What is numerical relativity?

General relativity – Einstein's theory of relativistic gravitation – is the cornerstone of modern cosmology, the physics of neutron stars and black holes, the generation of gravitational radiation, and countless other cosmic phenomena in which strong-field gravitation plays a dominant role. Yet the theory remains largely untested, except in the weak-field, slow-velocity regime. Moreover, solutions to Einstein's equations, except for a few idealized cases characterized by high degrees of symmetry, have not been obtained as yet for many of the important dynamical scenarios thought to occur in nature. With the advent of supercomputers, it is now possible to tackle these complicated equations numerically and explore these scenarios in detail. That is the main goal of numerical relativity, the art and science of developing computer algorithms to solve Einstein's equations for astrophysically realistic, high-velocity, strong-field systems.

Numerical relativity has become one of the most powerful probes of relativistic spacetimes.

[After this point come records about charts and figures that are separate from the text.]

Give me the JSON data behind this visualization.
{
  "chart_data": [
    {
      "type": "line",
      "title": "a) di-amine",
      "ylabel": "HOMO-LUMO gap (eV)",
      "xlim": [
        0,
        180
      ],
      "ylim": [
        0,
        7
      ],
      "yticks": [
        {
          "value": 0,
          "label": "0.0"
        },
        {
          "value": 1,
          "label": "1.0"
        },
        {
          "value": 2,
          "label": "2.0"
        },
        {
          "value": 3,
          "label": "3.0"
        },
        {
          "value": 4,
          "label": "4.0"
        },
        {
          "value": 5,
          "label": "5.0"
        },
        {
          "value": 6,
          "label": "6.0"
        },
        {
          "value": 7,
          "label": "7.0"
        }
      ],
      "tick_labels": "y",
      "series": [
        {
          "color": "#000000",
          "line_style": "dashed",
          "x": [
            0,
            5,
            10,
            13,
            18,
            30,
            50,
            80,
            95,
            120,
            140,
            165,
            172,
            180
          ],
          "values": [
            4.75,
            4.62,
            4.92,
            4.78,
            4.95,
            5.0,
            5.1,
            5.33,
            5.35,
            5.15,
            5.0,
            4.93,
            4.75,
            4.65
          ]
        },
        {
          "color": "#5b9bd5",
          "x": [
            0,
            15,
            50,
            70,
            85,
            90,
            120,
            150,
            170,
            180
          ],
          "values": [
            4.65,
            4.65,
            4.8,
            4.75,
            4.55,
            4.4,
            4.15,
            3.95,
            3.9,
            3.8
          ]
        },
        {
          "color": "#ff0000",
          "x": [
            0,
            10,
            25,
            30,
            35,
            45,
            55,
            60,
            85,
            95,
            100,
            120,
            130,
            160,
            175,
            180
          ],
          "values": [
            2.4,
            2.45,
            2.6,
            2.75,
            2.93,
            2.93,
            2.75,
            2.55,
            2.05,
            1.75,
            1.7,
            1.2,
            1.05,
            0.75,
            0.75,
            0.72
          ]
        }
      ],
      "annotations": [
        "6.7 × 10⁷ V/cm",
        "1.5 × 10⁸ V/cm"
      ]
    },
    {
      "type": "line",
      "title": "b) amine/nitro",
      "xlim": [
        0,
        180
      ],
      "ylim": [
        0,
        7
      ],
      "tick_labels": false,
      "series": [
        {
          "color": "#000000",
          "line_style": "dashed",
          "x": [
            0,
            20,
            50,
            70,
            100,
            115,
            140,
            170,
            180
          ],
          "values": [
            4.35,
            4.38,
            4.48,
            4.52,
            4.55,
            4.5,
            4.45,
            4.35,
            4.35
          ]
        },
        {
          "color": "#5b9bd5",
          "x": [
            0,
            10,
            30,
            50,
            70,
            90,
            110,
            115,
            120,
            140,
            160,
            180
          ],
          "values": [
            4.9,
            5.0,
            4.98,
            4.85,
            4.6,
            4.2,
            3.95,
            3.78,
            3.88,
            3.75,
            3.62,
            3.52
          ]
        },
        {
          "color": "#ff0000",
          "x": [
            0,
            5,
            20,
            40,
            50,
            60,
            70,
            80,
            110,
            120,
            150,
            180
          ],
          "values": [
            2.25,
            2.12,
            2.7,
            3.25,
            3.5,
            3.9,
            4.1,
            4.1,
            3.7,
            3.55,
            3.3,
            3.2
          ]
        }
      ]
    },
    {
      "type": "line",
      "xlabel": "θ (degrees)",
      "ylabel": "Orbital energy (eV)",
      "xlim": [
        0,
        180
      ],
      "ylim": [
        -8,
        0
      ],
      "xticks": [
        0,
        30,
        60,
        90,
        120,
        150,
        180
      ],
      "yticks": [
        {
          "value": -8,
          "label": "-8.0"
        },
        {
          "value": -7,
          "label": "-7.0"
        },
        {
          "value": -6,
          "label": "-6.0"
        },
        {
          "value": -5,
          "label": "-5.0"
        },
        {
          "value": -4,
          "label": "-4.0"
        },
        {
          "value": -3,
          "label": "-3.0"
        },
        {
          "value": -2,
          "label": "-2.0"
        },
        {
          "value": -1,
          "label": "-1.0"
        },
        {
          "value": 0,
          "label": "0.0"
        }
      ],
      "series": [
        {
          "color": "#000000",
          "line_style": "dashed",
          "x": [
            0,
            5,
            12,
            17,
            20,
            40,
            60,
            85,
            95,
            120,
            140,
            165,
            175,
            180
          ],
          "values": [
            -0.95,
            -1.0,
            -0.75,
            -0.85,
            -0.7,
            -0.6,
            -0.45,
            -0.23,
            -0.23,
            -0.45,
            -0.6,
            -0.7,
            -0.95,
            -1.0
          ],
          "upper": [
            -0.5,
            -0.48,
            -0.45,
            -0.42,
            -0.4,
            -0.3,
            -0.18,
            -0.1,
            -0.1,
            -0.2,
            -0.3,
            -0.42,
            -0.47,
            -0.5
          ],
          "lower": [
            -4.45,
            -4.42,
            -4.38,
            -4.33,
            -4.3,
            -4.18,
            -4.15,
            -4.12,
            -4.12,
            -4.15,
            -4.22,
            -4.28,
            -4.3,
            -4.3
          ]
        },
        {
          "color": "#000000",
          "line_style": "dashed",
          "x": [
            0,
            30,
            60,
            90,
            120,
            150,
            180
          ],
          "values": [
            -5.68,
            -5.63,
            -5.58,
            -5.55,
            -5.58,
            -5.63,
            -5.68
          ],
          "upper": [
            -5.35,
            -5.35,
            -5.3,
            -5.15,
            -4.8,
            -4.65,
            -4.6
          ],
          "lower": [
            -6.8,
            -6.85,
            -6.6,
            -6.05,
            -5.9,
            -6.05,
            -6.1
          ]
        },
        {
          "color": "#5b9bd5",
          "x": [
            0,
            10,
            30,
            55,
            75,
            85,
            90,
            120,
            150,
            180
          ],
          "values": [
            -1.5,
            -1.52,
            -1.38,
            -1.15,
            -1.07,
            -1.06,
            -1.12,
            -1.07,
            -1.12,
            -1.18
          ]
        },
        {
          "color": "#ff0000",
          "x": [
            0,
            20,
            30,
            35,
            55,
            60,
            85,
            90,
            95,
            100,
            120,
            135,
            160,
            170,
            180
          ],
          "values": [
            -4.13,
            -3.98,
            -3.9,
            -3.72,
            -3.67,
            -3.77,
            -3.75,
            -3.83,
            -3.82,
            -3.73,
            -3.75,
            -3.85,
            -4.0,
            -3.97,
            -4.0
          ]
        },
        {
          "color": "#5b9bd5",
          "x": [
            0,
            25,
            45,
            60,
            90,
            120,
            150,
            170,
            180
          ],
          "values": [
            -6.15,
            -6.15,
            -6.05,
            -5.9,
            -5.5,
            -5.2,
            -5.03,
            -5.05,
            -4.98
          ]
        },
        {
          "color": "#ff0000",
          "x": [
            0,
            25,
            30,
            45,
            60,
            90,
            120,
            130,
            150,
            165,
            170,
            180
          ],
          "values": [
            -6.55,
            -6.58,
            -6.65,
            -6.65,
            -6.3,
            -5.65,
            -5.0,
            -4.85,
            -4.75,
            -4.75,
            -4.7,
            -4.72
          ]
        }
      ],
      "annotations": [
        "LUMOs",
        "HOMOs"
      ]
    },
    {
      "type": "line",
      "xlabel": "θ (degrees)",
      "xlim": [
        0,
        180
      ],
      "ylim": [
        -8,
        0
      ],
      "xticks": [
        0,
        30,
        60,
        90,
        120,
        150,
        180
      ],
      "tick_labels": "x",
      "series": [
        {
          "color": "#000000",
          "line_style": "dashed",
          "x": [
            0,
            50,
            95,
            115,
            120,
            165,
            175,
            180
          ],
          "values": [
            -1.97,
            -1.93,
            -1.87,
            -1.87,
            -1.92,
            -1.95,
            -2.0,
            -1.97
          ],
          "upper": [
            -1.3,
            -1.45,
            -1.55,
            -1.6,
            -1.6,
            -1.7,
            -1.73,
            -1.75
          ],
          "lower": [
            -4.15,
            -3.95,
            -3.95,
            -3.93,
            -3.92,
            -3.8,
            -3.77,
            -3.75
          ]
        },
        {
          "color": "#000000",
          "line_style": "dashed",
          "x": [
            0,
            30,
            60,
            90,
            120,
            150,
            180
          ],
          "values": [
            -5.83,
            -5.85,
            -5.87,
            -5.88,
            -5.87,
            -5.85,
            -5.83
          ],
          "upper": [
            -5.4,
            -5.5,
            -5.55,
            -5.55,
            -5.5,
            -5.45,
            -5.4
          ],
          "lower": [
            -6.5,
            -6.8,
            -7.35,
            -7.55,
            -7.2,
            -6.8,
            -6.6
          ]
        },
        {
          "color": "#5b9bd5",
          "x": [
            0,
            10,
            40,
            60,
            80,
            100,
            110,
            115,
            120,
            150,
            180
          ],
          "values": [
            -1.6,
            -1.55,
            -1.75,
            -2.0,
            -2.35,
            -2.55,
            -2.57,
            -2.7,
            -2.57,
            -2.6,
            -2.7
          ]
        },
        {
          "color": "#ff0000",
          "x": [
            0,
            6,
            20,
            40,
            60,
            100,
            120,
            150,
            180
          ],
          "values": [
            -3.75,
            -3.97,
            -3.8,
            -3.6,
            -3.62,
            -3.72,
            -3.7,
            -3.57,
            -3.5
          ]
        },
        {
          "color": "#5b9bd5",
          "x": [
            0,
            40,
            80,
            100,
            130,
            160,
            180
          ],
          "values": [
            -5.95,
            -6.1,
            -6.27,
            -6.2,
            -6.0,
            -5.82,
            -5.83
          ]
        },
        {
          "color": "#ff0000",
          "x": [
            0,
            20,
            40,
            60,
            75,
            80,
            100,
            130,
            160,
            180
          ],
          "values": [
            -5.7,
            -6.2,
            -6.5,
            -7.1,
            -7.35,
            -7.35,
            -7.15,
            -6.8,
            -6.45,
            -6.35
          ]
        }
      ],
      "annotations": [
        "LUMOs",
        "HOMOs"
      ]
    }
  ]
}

It is the tool that allows us to recreate cataclysmic cosmic phenomena that are otherwise inaccessible in the conventional laboratory – like gravitational collapse to black holes and neutron stars, the inspiral and coalescence of binary black holes and neutron stars, and the generation and propagation of gravitational waves, to name a few. Numerical relativity picks up where post-Newtonian theory and general relativistic perturbation theory leave off. It enables us to follow the full nonlinear growth of relativistic instabilities and determine the final fate of unstable systems.